4 In hun antwoord lieten de Griekse autoriteiten weten, dat opdracht was gegeven tot een administratief onderzoek en dat de zaak overigens aan een onderzoeksrechter was overgedragen; alvorens de door de Commissie genoemde maatregelen te nemen, diende men af te wachten, tot welke conclusie de gerechtelijke autoriteiten zouden komen .

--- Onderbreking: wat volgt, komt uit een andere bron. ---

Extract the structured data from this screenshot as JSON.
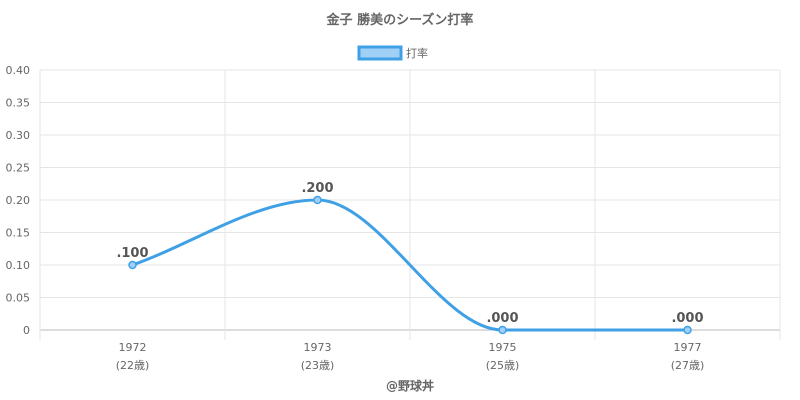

5 Nadat ook verdere briefwisseling vruchteloos was gebleven, leidde de Commissie op 27 juli 1987 de procedure van artikel 169 EEG-Verdrag in en verzocht zij de Helleense Republiek haar opmerkingen te maken . Deze antwoordde bij brief van 27 augustus 1987, die erop neerkwam, dat de uitslag van het lopende administratieve en gerechtelijke onderzoek moest worden afgewacht .

6 Op 9 oktober 1987 bracht de Commissie een met redenen omkleed advies uit, waarop de Griekse regering - en dat ook nog te laat - enkel reageerde met een herhaling van wat zij eerder had verklaard .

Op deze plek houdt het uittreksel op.